1. How much work is required to stop an electron (m = 9.11 10^-31 kg) which is moving with a speed of 1.97 10^6 m/s?
2. An automobile is traveling along a highway at 91 km/h. If it travels instead at 100 km/h, what is the percent increase in the automobile's kinetic energy?
3. A baseball (m = 145 g) traveling 25 m/s moves a fielder's glove backward 25 cm when the ball is caught. What was the average force exerted by the ball on the glove?
4. At an accident scene on a level road, investigators measure a car's skid mark to be 58 m long. It was a rainy day and the coefficient of friction was estimated to be 0.36. Use these data to determine the speed of the car when the driver slammed on (and locked) the brakes.
5. A sled is initially given a shove up a frictionless 26.0° incline. It reaches a maximum vertical height 1.35 m higher than where it started. What was its initial speed?
6. In the high jump, the kinetic energy of an athlete is transformed into gravitational potential energy without the aid of a pole. With what minimum speed must the athlete leave the ground in order to lift his center of mass 1.95 m and cross the bar with a speed of 0.56 m/s?
1. To find the work required to stop an electron, we can use the work-energy principle. The work done on an object is equal to its change in kinetic energy. The initial kinetic energy of the electron is given by KE = (1/2)mv^2, where m is the mass of the electron and v is its velocity. Since the electron needs to be stopped, its final kinetic energy will be zero. Therefore, the work done to stop the electron is equal to its initial kinetic energy.
Work = KE = (1/2)mv^2
Plugging in the values, we get:
Work = (1/2)(9.11 * 10^-31 kg)(1.97 * 10^6 m/s)^2
2. To find the percent increase in an automobile's kinetic energy when its speed increases, we can use the equation for kinetic energy, KE = (1/2)mv^2. The kinetic energy is proportional to the square of the velocity.
Let KE1 be the initial kinetic energy when the automobile is traveling at 91 km/h, and KE2 be the final kinetic energy when it travels at 100 km/h.
Percent increase = [(KE2 - KE1) / KE1] * 100
3. To find the average force exerted by a baseball on a fielder's glove, we can use Newton's second law, which states that force is equal to mass times acceleration. In this case, the acceleration is the change in velocity over the time it takes to catch the ball.

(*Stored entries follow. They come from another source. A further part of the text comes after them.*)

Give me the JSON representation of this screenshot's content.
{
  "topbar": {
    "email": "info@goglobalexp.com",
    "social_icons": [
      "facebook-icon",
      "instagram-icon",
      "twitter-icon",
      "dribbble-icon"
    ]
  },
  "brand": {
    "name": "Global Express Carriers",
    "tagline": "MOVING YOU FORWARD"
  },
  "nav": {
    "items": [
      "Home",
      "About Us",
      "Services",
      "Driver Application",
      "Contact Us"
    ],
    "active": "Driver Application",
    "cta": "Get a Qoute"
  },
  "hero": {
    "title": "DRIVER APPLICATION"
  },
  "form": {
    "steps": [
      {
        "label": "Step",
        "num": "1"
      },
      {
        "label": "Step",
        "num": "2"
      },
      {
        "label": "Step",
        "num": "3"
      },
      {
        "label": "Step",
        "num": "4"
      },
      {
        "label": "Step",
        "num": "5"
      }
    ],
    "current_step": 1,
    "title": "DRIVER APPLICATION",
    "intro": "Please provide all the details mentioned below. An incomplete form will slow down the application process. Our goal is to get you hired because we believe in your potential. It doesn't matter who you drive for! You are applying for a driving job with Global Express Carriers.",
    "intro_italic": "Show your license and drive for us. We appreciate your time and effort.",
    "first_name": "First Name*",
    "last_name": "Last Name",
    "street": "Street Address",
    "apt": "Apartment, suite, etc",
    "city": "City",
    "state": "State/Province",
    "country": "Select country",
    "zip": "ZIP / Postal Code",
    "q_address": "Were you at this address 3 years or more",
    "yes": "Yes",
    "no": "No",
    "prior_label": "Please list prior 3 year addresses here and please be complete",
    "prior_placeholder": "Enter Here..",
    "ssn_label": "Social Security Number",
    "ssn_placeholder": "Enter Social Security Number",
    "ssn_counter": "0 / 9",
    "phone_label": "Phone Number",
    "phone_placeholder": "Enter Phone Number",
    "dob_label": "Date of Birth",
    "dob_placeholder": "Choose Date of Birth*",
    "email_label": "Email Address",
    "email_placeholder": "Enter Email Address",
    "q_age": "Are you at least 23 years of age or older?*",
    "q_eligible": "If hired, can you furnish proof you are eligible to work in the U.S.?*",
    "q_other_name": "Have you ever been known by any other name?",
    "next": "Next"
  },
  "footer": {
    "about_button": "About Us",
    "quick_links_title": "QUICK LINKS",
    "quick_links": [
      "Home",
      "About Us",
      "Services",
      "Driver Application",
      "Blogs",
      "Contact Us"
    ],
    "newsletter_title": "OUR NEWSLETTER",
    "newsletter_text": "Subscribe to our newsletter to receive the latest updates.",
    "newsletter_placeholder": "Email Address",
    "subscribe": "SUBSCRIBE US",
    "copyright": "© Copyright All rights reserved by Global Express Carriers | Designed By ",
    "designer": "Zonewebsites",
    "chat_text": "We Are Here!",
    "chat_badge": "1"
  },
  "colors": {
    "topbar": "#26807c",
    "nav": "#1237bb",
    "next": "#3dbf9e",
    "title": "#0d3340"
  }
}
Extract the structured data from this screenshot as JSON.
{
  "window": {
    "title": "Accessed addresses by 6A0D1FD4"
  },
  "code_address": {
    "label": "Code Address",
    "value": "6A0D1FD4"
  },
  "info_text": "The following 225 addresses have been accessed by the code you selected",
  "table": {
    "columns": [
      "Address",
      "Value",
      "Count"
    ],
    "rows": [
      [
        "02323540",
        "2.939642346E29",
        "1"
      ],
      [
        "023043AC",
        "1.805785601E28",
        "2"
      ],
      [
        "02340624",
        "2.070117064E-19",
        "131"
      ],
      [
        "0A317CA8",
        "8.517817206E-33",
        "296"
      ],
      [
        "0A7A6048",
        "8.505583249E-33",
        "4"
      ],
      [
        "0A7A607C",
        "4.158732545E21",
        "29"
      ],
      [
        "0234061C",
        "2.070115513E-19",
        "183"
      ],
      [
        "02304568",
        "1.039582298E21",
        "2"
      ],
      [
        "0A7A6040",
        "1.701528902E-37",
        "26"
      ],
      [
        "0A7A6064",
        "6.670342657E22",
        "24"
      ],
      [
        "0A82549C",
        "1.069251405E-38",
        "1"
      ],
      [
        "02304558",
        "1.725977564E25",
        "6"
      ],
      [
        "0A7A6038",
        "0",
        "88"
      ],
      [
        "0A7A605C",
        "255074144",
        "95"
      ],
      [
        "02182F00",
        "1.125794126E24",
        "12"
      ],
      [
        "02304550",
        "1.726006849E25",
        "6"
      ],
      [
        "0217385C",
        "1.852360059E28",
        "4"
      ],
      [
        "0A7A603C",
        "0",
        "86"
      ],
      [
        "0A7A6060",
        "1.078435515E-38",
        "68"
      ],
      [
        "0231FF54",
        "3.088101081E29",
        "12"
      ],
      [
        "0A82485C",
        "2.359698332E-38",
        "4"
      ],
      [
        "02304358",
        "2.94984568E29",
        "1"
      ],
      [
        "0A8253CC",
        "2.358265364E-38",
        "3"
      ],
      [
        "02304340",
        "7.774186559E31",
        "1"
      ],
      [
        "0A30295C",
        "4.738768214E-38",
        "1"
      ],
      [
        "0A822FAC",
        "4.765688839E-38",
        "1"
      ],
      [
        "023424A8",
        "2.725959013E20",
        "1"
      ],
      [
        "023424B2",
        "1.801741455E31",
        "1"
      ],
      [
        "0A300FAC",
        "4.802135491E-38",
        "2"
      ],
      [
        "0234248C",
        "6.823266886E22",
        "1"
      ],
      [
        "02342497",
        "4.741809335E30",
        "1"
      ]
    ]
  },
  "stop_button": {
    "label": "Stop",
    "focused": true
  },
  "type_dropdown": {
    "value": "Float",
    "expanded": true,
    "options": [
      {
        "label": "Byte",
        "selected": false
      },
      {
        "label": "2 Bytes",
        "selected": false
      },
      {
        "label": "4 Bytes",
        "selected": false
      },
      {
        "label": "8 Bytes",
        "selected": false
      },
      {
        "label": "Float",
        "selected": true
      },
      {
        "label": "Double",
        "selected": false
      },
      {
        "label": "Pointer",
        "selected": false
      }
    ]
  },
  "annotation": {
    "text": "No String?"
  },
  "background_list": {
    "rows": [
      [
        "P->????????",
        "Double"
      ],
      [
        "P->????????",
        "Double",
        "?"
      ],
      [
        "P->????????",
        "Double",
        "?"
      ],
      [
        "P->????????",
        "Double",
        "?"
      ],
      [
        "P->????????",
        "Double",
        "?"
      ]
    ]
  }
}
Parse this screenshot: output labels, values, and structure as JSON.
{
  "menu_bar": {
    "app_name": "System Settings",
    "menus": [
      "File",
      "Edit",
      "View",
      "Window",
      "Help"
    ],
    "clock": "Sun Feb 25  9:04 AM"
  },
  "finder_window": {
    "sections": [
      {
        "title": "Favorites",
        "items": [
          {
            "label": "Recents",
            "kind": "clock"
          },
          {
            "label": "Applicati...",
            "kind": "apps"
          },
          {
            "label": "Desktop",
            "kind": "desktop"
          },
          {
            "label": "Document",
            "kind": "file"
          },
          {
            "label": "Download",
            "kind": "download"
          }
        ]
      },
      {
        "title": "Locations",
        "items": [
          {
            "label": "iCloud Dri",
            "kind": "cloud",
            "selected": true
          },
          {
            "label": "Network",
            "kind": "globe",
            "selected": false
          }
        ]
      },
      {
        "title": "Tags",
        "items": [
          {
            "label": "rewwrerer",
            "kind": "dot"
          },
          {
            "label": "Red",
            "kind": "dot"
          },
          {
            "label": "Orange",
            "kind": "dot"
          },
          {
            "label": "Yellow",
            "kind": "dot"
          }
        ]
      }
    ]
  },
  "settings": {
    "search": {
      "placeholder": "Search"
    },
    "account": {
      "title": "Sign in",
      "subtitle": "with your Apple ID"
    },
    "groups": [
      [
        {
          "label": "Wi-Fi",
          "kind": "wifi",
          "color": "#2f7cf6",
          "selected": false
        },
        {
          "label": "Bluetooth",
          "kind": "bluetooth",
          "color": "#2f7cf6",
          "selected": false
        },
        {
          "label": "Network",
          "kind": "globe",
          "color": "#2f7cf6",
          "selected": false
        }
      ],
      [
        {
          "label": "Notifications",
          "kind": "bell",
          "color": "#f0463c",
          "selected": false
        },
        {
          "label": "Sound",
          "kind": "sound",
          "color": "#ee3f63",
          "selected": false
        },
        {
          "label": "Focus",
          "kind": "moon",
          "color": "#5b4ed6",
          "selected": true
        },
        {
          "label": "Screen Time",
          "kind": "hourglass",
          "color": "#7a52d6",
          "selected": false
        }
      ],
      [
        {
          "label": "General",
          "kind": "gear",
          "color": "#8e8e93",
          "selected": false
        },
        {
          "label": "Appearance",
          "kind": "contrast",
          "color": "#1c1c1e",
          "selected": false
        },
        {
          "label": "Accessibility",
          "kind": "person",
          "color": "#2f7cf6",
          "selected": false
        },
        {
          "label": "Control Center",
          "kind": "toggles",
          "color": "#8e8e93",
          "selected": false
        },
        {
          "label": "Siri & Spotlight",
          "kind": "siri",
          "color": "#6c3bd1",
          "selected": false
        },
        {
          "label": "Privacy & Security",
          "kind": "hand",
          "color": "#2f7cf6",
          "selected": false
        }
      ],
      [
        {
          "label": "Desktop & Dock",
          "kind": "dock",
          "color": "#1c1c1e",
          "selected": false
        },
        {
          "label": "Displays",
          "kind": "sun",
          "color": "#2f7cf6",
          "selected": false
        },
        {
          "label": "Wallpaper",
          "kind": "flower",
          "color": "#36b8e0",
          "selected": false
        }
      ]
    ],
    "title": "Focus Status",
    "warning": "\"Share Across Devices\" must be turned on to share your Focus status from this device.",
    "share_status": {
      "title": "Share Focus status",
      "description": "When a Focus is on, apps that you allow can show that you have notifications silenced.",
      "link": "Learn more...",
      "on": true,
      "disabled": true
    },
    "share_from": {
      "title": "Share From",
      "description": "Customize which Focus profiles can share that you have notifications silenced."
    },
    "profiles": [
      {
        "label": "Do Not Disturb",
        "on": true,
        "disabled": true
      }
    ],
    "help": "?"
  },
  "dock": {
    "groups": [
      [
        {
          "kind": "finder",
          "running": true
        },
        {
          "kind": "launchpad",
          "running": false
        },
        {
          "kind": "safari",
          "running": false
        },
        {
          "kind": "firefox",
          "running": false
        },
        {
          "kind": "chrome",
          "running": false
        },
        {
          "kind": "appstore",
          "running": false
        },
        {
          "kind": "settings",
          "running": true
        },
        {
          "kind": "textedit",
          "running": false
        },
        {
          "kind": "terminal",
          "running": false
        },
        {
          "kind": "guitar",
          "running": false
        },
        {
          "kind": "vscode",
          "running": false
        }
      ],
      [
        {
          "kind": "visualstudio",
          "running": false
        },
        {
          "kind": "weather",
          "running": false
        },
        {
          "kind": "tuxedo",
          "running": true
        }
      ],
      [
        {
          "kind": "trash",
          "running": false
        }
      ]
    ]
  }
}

The velocity of the ball changes from its initial velocity to zero when it is caught. The time it takes to catch the ball can be calculated using the distance traveled and the initial and final velocities.
Force = mass * acceleration
Acceleration = (final velocity - initial velocity) / time
4. To determine the speed of the car when the driver slammed on the brakes and locked them, we can use the equation for frictional force, which is equal to the coefficient of friction multiplied by the normal force on the car. The work done by the frictional force is equal to the change in kinetic energy of the car.
The distance the car skids, the coefficient of friction, and the mass of the car are given. By setting the work done by the frictional force equal to the change in kinetic energy, we can solve for the initial kinetic energy and then find the initial speed.
5. To find the initial speed of the sled, we can use the conservation of energy principle. At the top of the incline, the sled has the maximum potential energy and zero kinetic energy. At the bottom of the incline, it has the maximum kinetic energy and zero potential energy. Therefore, the change in potential energy is equal to the change in kinetic energy.
The change in potential energy is equal to the mass of the sled times the gravitational acceleration times the change in height. The change in kinetic energy is equal to (1/2)mv^2, where m is the mass of the sled and v is its initial velocity.
6. To find the minimum speed at which the athlete must leave the ground in order to lift his center of mass to a certain height and cross the bar with a certain velocity, we can use the conservation of energy principle.
At the maximum height, the gravitational potential energy of the athlete is the maximum, and the kinetic energy is zero. At the bar, the gravitational potential energy is zero, and the kinetic energy is (1/2)mv^2, where m is the mass of the athlete and v is the velocity at the bar.
The minimum speed needed to achieve this can be found by equating the initial gravitational potential energy to the final kinetic energy at the bar.